GM2 gangliosidosis refers to several different disorders that result in the abnormal accumulation of GM2 gangliosides: hexosaminidase A deficiency (Tay–Sachs), Sandhoff disease, or AB variant GM2 gangliosidosis. Phenotypically these disorders all appear relatively similarly, but can be distinguished biochemically; there is absent HEX A enzymatic activity but increased HEX B activity in individuals with Tay Sachs, absent HEX A and HEX B activity in Sandhoff disease, and normal HEX A and HEX B activity in the AB variant, as this variant is due to an abnormality in the GM2 activator. Clinically, these may be indistinguishable. GM2 gangliosidosis is often divided into categories based on severity and age at presentation: infantile/acute, juvenile/subacute, and adult/chronic forms. Infantile acute-onset disease presents in infancy and is characterized by developmental regression, axial hypotonia with limb spasticity, seizures, and blindness with a characteristic cherry-red spot on the fovea that can be seen on funduscopic examination [28]. Hypomyelination with T2 hyperintensity of the basal ganglia on MRI is not distinguishable from findings on MRI for infantile GM1 gangliosidosis, as above [25]. Juvenile GM2 gangliosidosis often starts with gait and coordination disturbance but may then be followed by spasticity, seizures, and cognitive decline [29]. Adult-onset hexosaminidase deficiency presents with cognitive decline that can include psychiatric features or psychosis, a combination of spasticity and lower motor neuron features such as fasciculations that can resemble amyotrophic lateral sclerosis, ataxia, and dystonia/parkinsonism [30].

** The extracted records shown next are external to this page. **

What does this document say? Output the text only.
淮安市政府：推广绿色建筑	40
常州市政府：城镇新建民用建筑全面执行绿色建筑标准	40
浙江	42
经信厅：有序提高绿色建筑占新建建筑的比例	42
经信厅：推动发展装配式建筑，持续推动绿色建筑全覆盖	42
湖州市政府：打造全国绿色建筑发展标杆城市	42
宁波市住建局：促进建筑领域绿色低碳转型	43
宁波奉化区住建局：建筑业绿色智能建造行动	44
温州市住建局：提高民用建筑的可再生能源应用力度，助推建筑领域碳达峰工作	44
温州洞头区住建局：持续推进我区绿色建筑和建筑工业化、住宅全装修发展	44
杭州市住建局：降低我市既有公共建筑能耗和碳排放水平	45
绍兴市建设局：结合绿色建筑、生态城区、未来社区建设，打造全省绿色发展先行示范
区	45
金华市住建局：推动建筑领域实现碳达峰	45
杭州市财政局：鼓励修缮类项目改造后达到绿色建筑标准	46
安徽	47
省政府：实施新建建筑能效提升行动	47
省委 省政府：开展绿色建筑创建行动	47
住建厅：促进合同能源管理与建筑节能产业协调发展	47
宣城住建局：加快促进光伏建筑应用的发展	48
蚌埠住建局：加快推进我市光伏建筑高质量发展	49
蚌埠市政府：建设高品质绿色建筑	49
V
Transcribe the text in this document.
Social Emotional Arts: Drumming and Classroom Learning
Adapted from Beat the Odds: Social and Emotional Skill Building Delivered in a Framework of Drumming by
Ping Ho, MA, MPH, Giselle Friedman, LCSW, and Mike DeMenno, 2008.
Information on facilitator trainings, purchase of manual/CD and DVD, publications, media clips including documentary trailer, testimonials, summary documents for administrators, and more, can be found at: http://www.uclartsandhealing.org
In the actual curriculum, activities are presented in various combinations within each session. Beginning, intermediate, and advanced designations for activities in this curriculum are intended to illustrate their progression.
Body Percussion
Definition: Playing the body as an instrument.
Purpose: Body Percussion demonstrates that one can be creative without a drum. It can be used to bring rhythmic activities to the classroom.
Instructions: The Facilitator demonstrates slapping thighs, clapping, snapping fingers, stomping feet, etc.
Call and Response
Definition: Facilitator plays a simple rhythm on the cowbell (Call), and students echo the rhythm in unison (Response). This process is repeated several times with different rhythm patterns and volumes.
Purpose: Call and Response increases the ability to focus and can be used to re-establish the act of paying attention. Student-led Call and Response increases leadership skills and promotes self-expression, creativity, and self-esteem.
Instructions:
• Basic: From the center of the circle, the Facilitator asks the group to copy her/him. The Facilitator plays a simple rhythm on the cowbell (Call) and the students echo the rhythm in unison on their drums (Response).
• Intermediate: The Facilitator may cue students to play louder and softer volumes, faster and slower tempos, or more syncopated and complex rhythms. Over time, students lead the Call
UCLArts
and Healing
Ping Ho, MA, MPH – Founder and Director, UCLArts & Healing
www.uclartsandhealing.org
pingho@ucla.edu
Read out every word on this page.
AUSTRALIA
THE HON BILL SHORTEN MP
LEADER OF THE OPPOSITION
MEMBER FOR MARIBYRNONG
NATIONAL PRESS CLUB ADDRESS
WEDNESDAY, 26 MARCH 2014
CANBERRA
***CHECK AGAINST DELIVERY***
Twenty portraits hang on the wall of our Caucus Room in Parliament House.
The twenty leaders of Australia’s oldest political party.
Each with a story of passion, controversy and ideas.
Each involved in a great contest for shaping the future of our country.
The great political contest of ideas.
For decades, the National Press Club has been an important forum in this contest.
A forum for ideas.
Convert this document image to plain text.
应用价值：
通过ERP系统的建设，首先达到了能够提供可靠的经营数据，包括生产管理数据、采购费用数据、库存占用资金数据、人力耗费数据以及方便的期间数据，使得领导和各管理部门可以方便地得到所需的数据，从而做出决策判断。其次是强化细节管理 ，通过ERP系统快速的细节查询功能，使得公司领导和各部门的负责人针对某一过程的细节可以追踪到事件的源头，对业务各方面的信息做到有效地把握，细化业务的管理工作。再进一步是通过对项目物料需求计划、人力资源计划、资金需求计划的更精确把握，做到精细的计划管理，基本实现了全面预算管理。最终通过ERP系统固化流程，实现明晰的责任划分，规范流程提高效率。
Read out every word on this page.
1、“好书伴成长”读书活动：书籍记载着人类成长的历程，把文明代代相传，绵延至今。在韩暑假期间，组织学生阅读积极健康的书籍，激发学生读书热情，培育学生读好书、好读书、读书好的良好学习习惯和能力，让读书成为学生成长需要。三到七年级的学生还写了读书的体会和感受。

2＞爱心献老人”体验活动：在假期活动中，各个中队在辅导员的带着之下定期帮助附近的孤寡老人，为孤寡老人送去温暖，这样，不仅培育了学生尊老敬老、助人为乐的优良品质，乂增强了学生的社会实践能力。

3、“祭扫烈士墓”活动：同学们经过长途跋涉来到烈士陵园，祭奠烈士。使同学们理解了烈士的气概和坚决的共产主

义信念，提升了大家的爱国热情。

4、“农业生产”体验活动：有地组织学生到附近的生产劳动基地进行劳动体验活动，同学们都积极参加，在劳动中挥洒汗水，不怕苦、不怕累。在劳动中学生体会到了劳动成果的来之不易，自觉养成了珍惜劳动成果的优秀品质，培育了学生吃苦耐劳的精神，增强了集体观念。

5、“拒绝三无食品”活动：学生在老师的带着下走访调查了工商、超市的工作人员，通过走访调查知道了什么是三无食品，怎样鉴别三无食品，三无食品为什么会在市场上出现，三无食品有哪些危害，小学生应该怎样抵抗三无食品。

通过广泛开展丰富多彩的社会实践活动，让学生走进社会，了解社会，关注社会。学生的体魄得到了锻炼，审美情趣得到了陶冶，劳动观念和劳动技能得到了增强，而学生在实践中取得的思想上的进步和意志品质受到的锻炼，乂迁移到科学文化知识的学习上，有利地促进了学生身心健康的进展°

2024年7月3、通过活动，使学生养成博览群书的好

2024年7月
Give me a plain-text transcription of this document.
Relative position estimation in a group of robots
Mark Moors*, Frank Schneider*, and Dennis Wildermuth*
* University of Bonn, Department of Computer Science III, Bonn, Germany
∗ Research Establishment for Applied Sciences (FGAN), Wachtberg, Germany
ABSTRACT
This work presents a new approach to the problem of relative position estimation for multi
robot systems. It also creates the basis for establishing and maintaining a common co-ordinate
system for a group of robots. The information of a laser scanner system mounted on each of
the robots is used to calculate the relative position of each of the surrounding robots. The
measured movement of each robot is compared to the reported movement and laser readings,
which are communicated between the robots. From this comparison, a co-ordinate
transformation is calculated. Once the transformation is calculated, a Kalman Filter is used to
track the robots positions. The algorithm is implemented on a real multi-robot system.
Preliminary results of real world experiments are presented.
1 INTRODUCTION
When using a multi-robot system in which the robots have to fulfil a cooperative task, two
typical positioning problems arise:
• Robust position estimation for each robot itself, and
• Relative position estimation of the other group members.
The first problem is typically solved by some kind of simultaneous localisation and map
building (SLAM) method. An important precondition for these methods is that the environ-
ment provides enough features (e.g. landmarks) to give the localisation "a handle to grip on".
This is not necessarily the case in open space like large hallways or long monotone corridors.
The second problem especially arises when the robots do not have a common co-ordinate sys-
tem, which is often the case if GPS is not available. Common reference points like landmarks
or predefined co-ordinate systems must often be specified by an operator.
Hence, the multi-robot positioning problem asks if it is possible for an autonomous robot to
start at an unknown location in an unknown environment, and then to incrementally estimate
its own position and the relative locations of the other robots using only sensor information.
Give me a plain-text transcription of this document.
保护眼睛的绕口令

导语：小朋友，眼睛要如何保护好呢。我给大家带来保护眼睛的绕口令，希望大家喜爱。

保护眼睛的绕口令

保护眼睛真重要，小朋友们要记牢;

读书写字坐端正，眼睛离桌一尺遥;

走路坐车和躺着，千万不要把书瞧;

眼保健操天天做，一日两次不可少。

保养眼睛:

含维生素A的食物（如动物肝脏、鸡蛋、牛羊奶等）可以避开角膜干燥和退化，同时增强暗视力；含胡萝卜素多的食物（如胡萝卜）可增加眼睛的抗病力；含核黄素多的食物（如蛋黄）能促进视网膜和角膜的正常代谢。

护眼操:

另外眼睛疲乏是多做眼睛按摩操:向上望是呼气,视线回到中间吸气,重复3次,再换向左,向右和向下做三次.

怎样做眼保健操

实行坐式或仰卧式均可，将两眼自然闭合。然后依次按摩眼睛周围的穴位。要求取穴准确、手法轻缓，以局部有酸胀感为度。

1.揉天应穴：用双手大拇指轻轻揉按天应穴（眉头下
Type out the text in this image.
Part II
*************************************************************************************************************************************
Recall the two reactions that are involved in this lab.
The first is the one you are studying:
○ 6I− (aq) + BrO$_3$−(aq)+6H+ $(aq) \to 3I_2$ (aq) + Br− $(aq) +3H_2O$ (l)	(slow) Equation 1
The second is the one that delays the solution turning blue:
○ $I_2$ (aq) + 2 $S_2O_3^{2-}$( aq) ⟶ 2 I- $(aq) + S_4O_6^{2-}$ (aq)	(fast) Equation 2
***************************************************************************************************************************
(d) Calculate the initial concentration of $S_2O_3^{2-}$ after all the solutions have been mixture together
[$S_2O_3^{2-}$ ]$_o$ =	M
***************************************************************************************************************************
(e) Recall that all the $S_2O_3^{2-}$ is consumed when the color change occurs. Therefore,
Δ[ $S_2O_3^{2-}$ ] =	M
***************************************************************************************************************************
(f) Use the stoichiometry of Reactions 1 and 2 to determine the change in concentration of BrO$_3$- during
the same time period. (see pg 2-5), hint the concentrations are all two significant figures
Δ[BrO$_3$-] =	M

Fucosidosis is a storage disorder caused be deficiency of alpha-L-fucosidase. There is a clinical continuum of severity, but a more severe phenotype (type 1) that rapidly progresses to death within the first decade and milder phenotype (type 2) with a more prolonged survival have been described, although different types can coexist within the same family [31]. Patients present with neurological features including motor regression, spasticity, and seizures, and systemic features including coarse facial features, organomegaly, skin changes such as angiokeratoma corporis diffusum and telangiectasias, and dysostosis multiplex [31]. Brain MRI shows characteristic basal ganglia T2 hypointensity in addition to hypomyelination [25].